For that matter, what is your reason for doing dips at all?
Thanks for the reply. I don't want to unless you recommend it. In the pullup section it says once you can do 12-15 reps you could possibly start alternating 3x5 with higher rep BW workouts. And I saw another post from you, when doing my research that dips should follow the same progression. However, I am at the point where I am doing 35,33, 31 on my BW Dip days and was wondering if I should just keep pushing the reps higher on the higher rep BW days or should I just do 3x5 every dip day. Or should I do 3x5 alternated with higher rep weighted days, if so what rep range would you recommend.
Has 35 reps in the dip increased your bench?
Height and weight? Bench and press numbers?
Insofar as the dip improves strength, it only gets stronger when you add weight.
Chins work the same way. They start with a rep progression instead of adding weight for two main reasons:
1) At the stage they are added into programming, the trainee is usually adding bodyweight. An "isochoric" chin up workout therefore represents a strength increase. For those trainees that might not, adding reps is reasonable training "heuristic"
Programming chins for trainees beyond the novice stage needs to take this into account. The bodyweight chins for an intermediate are not a primary training stress: they're effectively a "light day." If you are programming no weighted chins for a trainee who is maintaining their bodyweight, you are probably not doing them a whole lot of good
2) From an ergonomic, practical, and physiological point of view, chins are a pain in the ass to load. This is probably the most important reason. They are not a barbell movement, so the ergonomic benefits of that equipment are lost. The problem of adding weight such that the weight is secure, evenly distributed, and freely incrementable has no straightforward solution: one or more of those things must be sacrificed to achieve the others in the absence of specialized equipment. Notably, the most common solution (barbell weights suspended from a belt or chain) is neither stable nor evenly distributed.

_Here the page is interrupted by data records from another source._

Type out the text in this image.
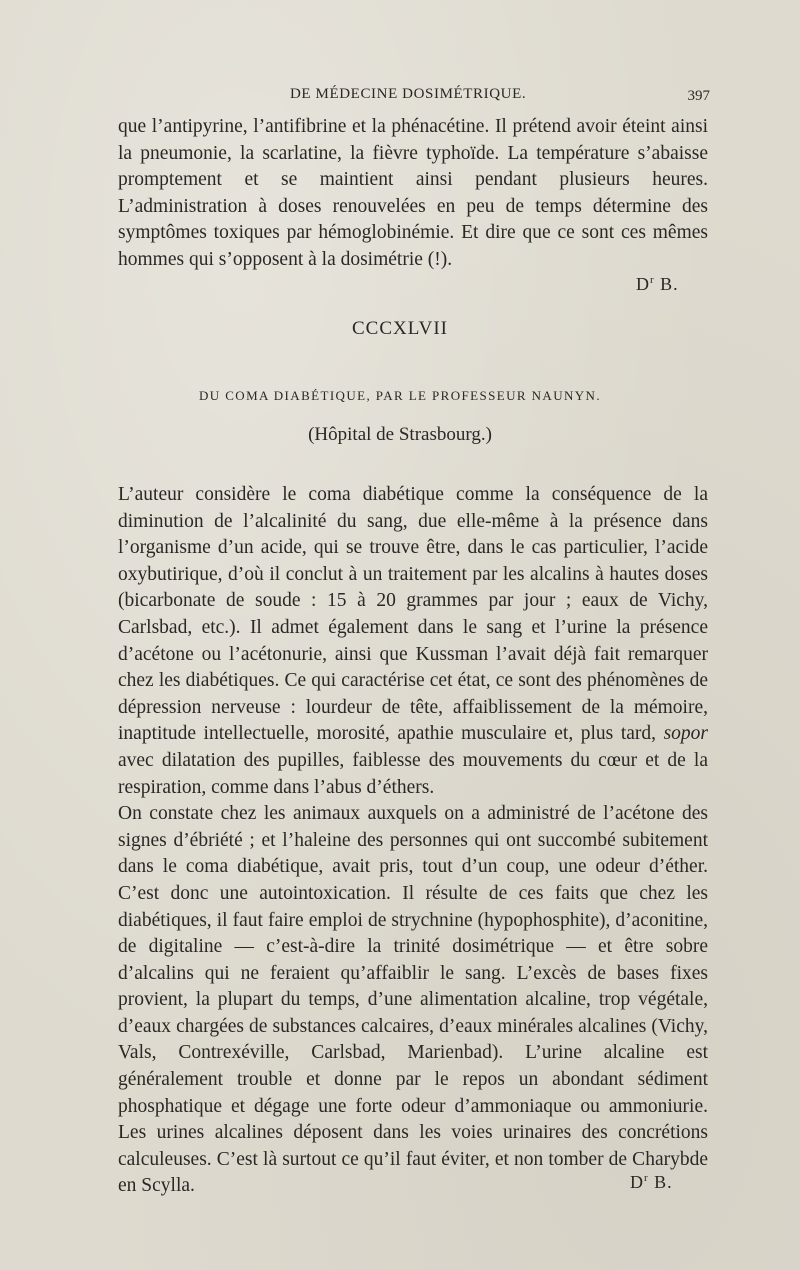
DE MÉDECINE DOSIMÉTRIQUE.	397

que l’antipyrine, l’antifibrine et la phénacétine. Il prétend avoir éteint ainsi la pneumonie, la scarlatine, la fièvre typhoïde. La température s’abaisse promptement et se maintient ainsi pendant plusieurs heures. L’administration à doses renouvelées en peu de temps détermine des symptômes toxiques par hémoglobinémie. Et dire que ce sont ces mêmes hommes qui s’opposent à la dosimétrie (!).

$D^r$ B.
CCCXLVII
DU COMA DIABÉTIQUE, PAR LE PROFESSEUR NAUNYN.
(Hôpital de Strasbourg.)

L’auteur considère le coma diabétique comme la conséquence de la diminution de l’alcalinité du sang, due elle-même à la présence dans l’organisme d’un acide, qui se trouve être, dans le cas particulier, l’acide oxybutirique, d’où il conclut à un traitement par les alcalins à hautes doses (bicarbonate de soude : 15 à 20 grammes par jour ; eaux de Vichy, Carlsbad, etc.). Il admet également dans le sang et l’urine la présence d’acétone ou l’acétonurie, ainsi que Kussman l’avait déjà fait remarquer chez les diabétiques. Ce qui caractérise cet état, ce sont des phénomènes de dépression nerveuse : lourdeur de tête, affaiblissement de la mémoire, inaptitude intellectuelle, morosité, apathie musculaire et, plus tard, sopor avec dilatation des pupilles, faiblesse des mouvements du cœur et de la respiration, comme dans l’abus d’éthers.

On constate chez les animaux auxquels on a administré de l’acétone des signes d’ébriété ; et l’haleine des personnes qui ont succombé subitement dans le coma diabétique, avait pris, tout d’un coup, une odeur d’éther. C’est donc une autointoxication. Il résulte de ces faits que chez les diabétiques, il faut faire emploi de strychnine (hypophosphite), d’aconitine, de digitaline — c’est-à-dire la trinité dosimétrique — et être sobre d’alcalins qui ne feraient qu’affaiblir le sang. L’excès de bases fixes provient, la plupart du temps, d’une alimentation alcaline, trop végétale, d’eaux chargées de substances calcaires, d’eaux minérales alcalines (Vichy, Vals, Contrexéville, Carlsbad, Marienbad). L’urine alcaline est généralement trouble et donne par le repos un abondant sédiment phosphatique et dégage une forte odeur d’ammoniaque ou ammoniurie. Les urines alcalines déposent dans les voies urinaires des concrétions calculeuses. C’est là surtout ce qu’il faut éviter, et non tomber de Charybde en Scylla.	$D^r$ B.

Further, the control of the weight added is not straightforward. The weight you are actually moving changes with your outfit and breakfast and how big a shit you took this morning. This can be ameliorated somewhat by weighing yourself and micro loading the movement appropriately but at that point it is basically no longer worth it.
Finally, the movement itself is not really suited for loading in this way. It's puts a lot of stress through small joints bot really made to resist it (the arms and shoulders are much better at resisting compression than tension), and at upper limits of weight becomes more taxing than it is worth, partially due to the ergonomic deficiencies noted above. Some idle evolutionary speculation might note that rarely has a primate of any kind ever had to pull up anything above it's bodyweight much bigger than a particularly fat baby, and at any rate the human solution to this problem (as the babies got fatter) was to simply remain on the ground in the long term, which seems to have worked out alright.

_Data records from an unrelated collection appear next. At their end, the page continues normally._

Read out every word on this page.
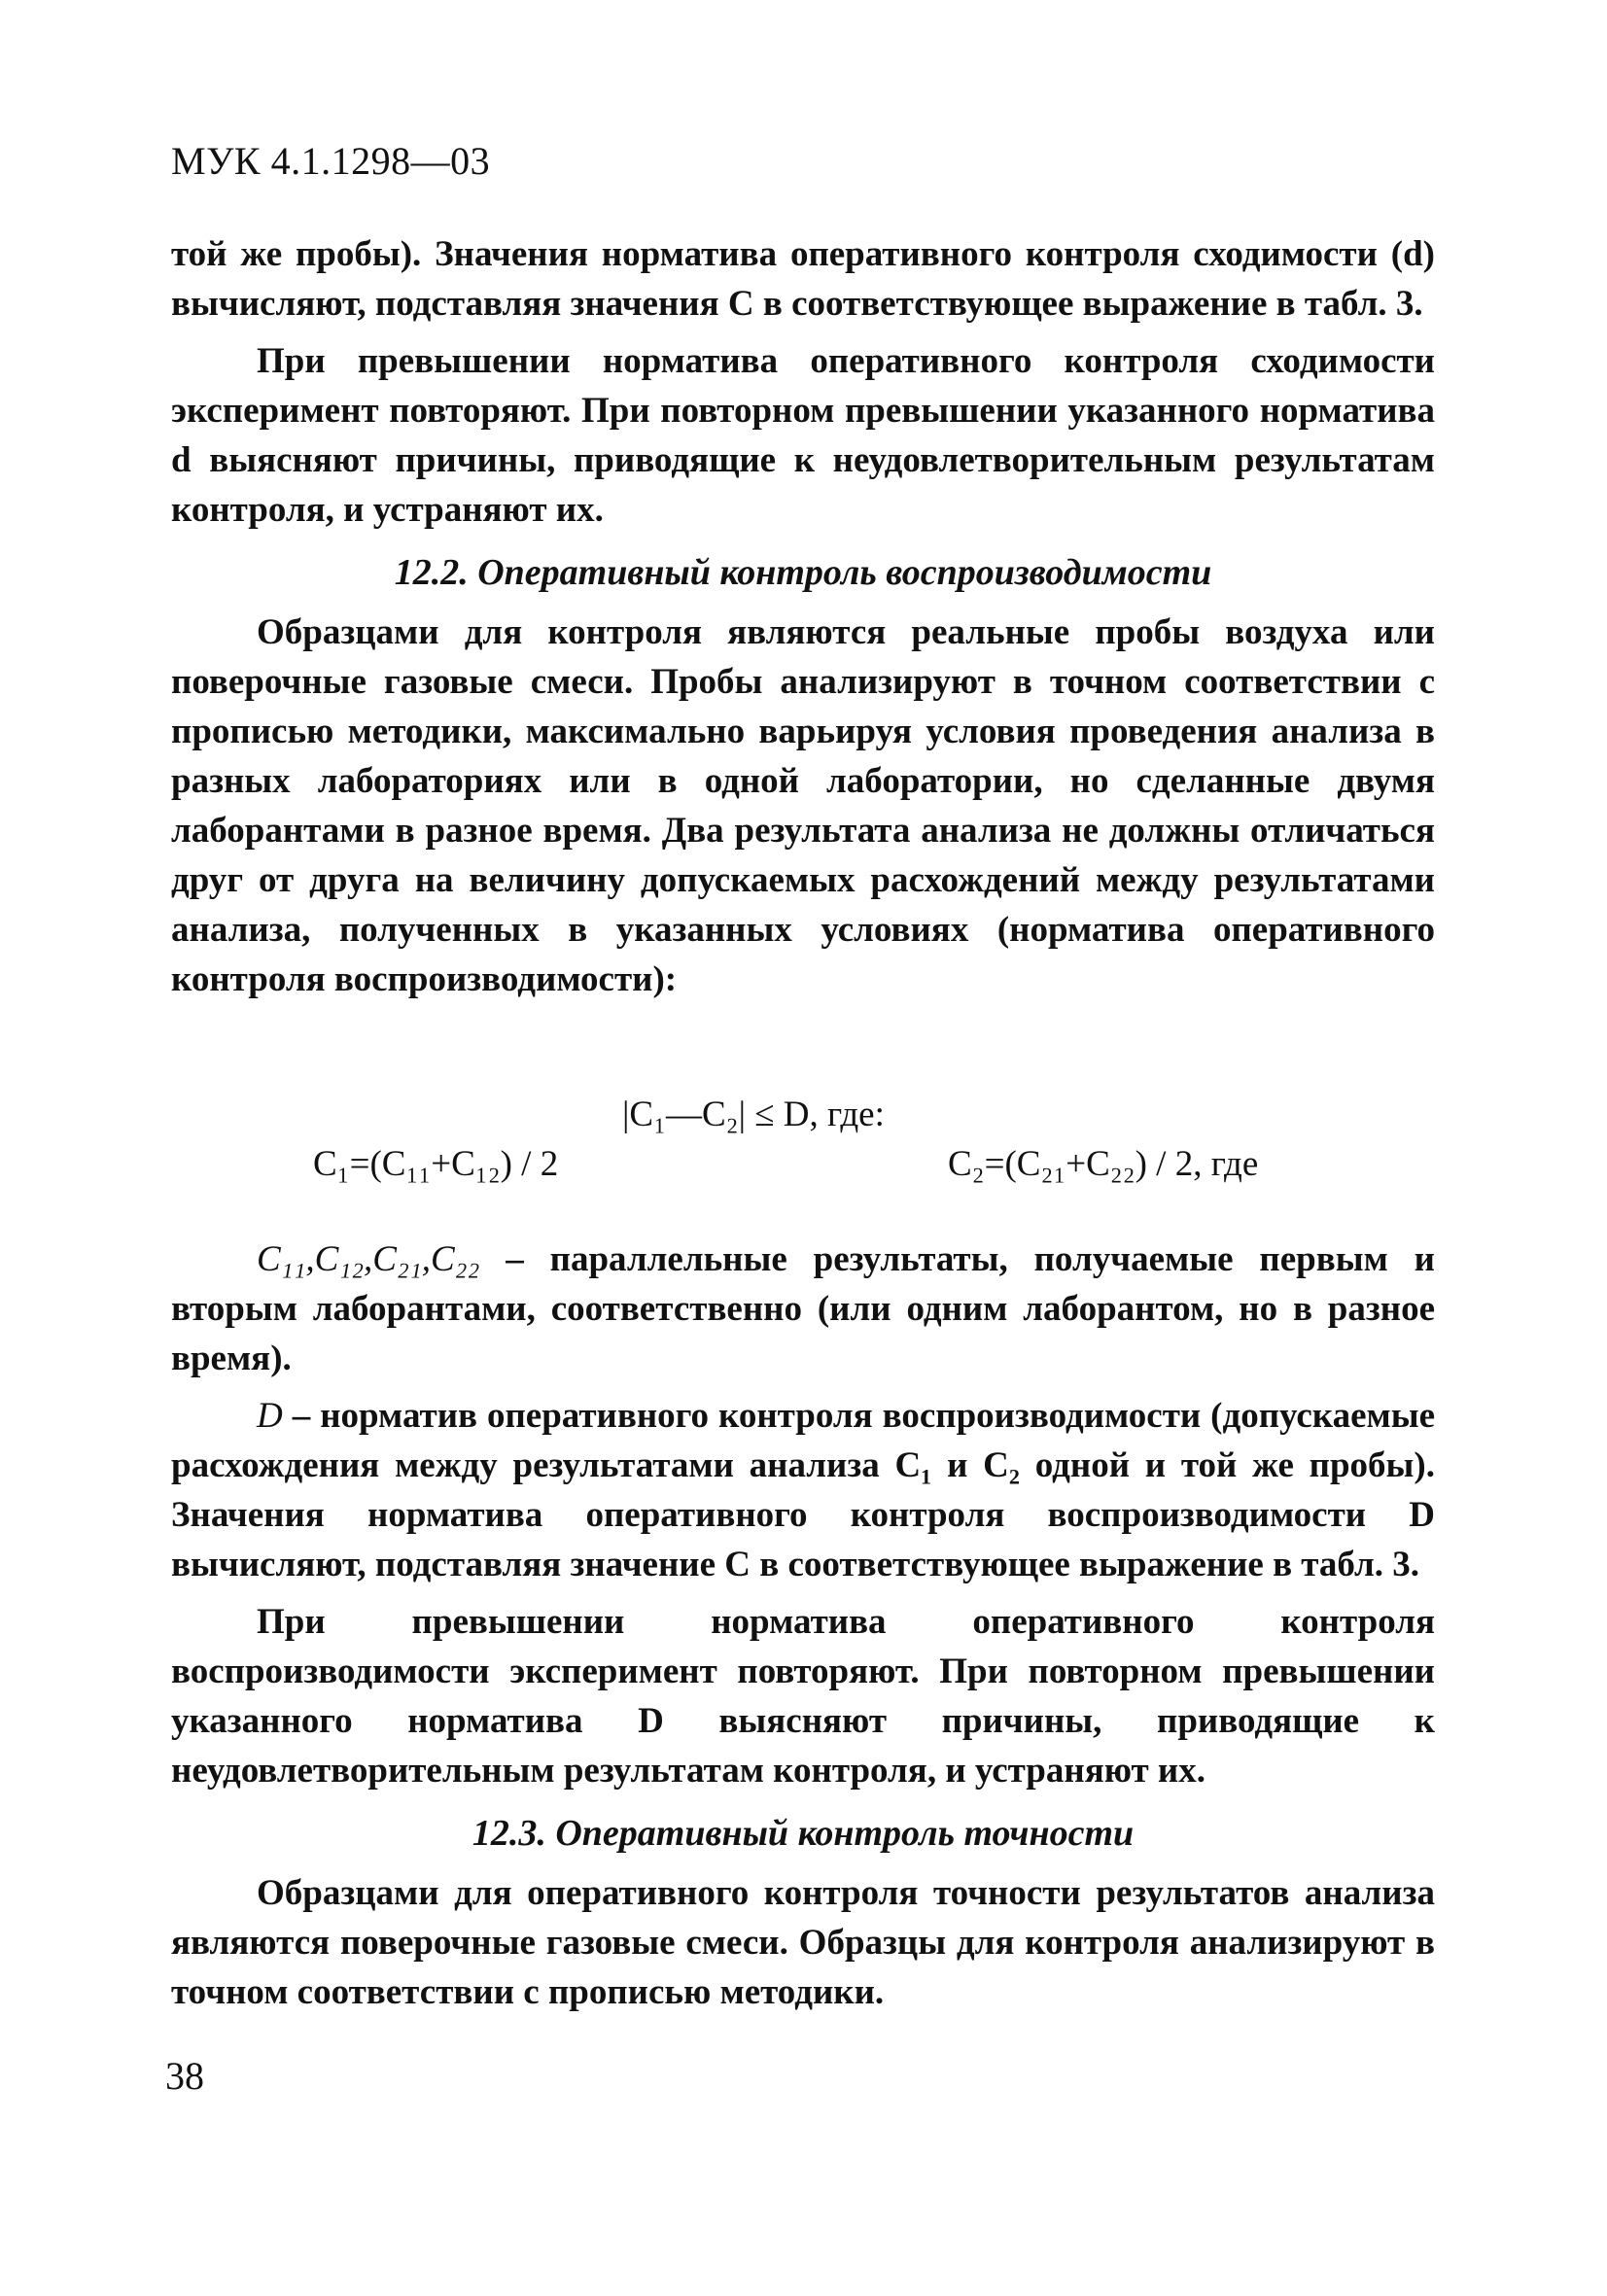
МУК 4.1.1298—03

той же пробы). Значения норматива оперативного контроля сходимости (d) вычисляют, подставляя значения С в соответствующее выражение в табл. 3.

При превышении норматива оперативного контроля сходимости эксперимент повторяют. При повторном превышении указанного норматива d выясняют причины, приводящие к неудовлетворительным результатам контроля, и устраняют их.

12.2. Оперативный контроль воспроизводимости

Образцами для контроля являются реальные пробы воздуха или поверочные газовые смеси. Пробы анализируют в точном соответствии с прописью методики, максимально варьируя условия проведения анализа в разных лабораториях или в одной лаборатории, но сделанные двумя лаборантами в разное время. Два результата анализа не должны отличаться друг от друга на величину допускаемых расхождений между результатами анализа, полученных в указанных условиях (норматива оперативного контроля воспроизводимости):

|C₁—C₂| ≤ D, где:
C₁=(C₁₁+C₁₂) / 2	C₂=(C₂₁+C₂₂) / 2, где

C₁₁,C₁₂,C₂₁,C₂₂ – параллельные результаты, получаемые первым и вторым лаборантами, соответственно (или одним лаборантом, но в разное время).

D – норматив оперативного контроля воспроизводимости (допускаемые расхождения между результатами анализа C₁ и C₂ одной и той же пробы). Значения норматива оперативного контроля воспроизводимости D вычисляют, подставляя значение С в соответствующее выражение в табл. 3.

При превышении норматива оперативного контроля воспроизводимости эксперимент повторяют. При повторном превышении указанного норматива D выясняют причины, приводящие к неудовлетворительным результатам контроля, и устраняют их.

12.3. Оперативный контроль точности

Образцами для оперативного контроля точности результатов анализа являются поверочные газовые смеси. Образцы для контроля анализируют в точном соответствии с прописью методики.

38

Why am I giving you this long explanation of chins in a question about dips? Because dips have every single one of these disadvantages, with the addition that they are not an independent movement pattern from the main lifts: they are just awkward bench presses.

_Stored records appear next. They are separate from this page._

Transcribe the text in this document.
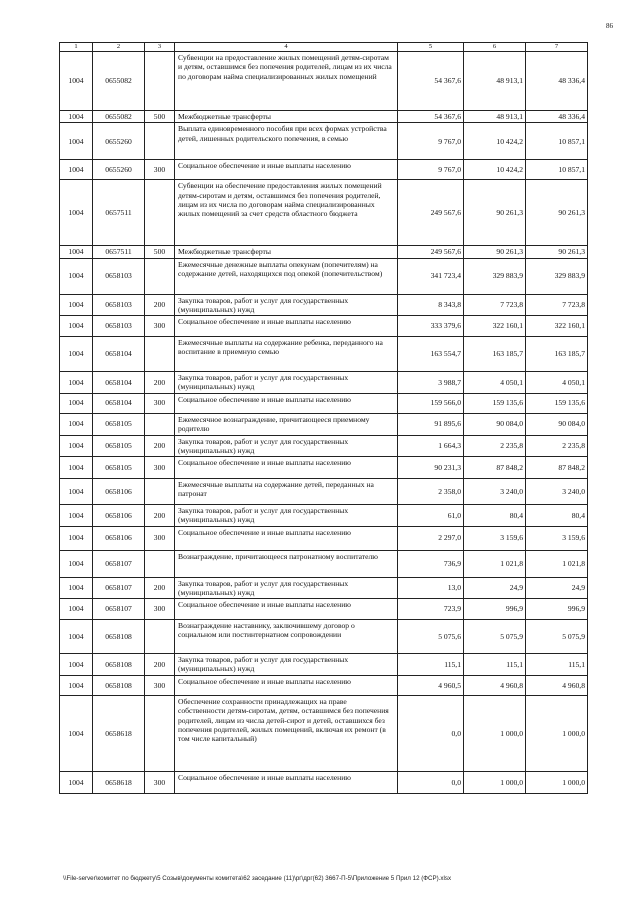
86
1	2	3	4	5	6	7
1004	0655082		Субвенции на предоставление жилых помещений детям-сиротам и детям, оставшимся без попечения родителей, лицам из их числа по договорам найма специализированных жилых помещений	54 367,6	48 913,1	48 336,4
1004	0655082	500	Межбюджетные трансферты	54 367,6	48 913,1	48 336,4
1004	0655260		Выплата единовременного пособия при всех формах устройства детей, лишенных родительского попечения, в семью	9 767,0	10 424,2	10 857,1
1004	0655260	300	Социальное обеспечение и иные выплаты населению	9 767,0	10 424,2	10 857,1
1004	0657511		Субвенции на обеспечение предоставления жилых помещений детям-сиротам и детям, оставшимся без попечения родителей, лицам из их числа по договорам найма специализированных жилых помещений за счет средств областного бюджета	249 567,6	90 261,3	90 261,3
1004	0657511	500	Межбюджетные трансферты	249 567,6	90 261,3	90 261,3
1004	0658103		Ежемесячные денежные выплаты опекунам (попечителям) на содержание детей, находящихся под опекой (попечительством)	341 723,4	329 883,9	329 883,9
1004	0658103	200	Закупка товаров, работ и услуг для государственных (муниципальных) нужд	8 343,8	7 723,8	7 723,8
1004	0658103	300	Социальное обеспечение и иные выплаты населению	333 379,6	322 160,1	322 160,1
1004	0658104		Ежемесячные выплаты на содержание ребенка, переданного на воспитание в приемную семью	163 554,7	163 185,7	163 185,7
1004	0658104	200	Закупка товаров, работ и услуг для государственных (муниципальных) нужд	3 988,7	4 050,1	4 050,1
1004	0658104	300	Социальное обеспечение и иные выплаты населению	159 566,0	159 135,6	159 135,6
1004	0658105		Ежемесячное вознаграждение, причитающееся приемному родителю	91 895,6	90 084,0	90 084,0
1004	0658105	200	Закупка товаров, работ и услуг для государственных (муниципальных) нужд	1 664,3	2 235,8	2 235,8
1004	0658105	300	Социальное обеспечение и иные выплаты населению	90 231,3	87 848,2	87 848,2
1004	0658106		Ежемесячные выплаты на содержание детей, переданных на патронат	2 358,0	3 240,0	3 240,0
1004	0658106	200	Закупка товаров, работ и услуг для государственных (муниципальных) нужд	61,0	80,4	80,4
1004	0658106	300	Социальное обеспечение и иные выплаты населению	2 297,0	3 159,6	3 159,6
1004	0658107		Вознаграждение, причитающееся патронатному воспитателю	736,9	1 021,8	1 021,8
1004	0658107	200	Закупка товаров, работ и услуг для государственных (муниципальных) нужд	13,0	24,9	24,9
1004	0658107	300	Социальное обеспечение и иные выплаты населению	723,9	996,9	996,9
1004	0658108		Вознаграждение наставнику, заключившему договор о социальном или постинтернатном сопровождении	5 075,6	5 075,9	5 075,9
1004	0658108	200	Закупка товаров, работ и услуг для государственных (муниципальных) нужд	115,1	115,1	115,1
1004	0658108	300	Социальное обеспечение и иные выплаты населению	4 960,5	4 960,8	4 960,8
1004	0658618		Обеспечение сохранности принадлежащих на праве собственности детям-сиротам, детям, оставшимся без попечения родителей, лицам из числа детей-сирот и детей, оставшихся без попечения родителей, жилых помещений, включая их ремонт (в том числе капитальный)	0,0	1 000,0	1 000,0
1004	0658618	300	Социальное обеспечение и иные выплаты населению	0,0	1 000,0	1 000,0
\\File-server\комитет по бюджету\5 Созыв\документы комитета\62 заседание (11)\рг\дрг(62) 3667-П-5\Приложение 5 Прил 12 (ФСР).xlsx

IF an intermediate trainee, in spite of all of these disadvantages, wishes to make further progress on chins, they will find that they MUST include weighted chin ups. These disadvantages compound such that most trainees at this stage find that simply progressing their deadlift and presses does most of the work progressing their chins might do. A trainee that wishes to progress their dips *will invariably* find that progressing their bench press does everything that progressing their dips might do.
To summarize: if you wish to progress your dips, you will have to add weight. The fact that you are doing 35 unweighted dips means you almost certainly do not need to progress your dips.
My appolgoies for using the incorrect terminology, but they are in Starting strength as one of the exercises you can add to the LP as you progress. So I mistakenly assumed I was still doing your LP.
I really don't understand why you are responding like this. I bought and read all of your books and am following your routines as laid out in the book. I am not trying to add in something out of left field "hey rip can how can I progress on wrist curls?". I am just asking for clarification on something that you have written. If I am reading your words so incorrectly that you feel the need to mock me, I would appreciate it if you atleast could correct me and tell me what rep ranges I should do on my dips going forward. Should I just do 3x5 every dip session or should I continue to alternate 3x5 and higher rep days only instead of BW I add some weight on, if so, what rep range?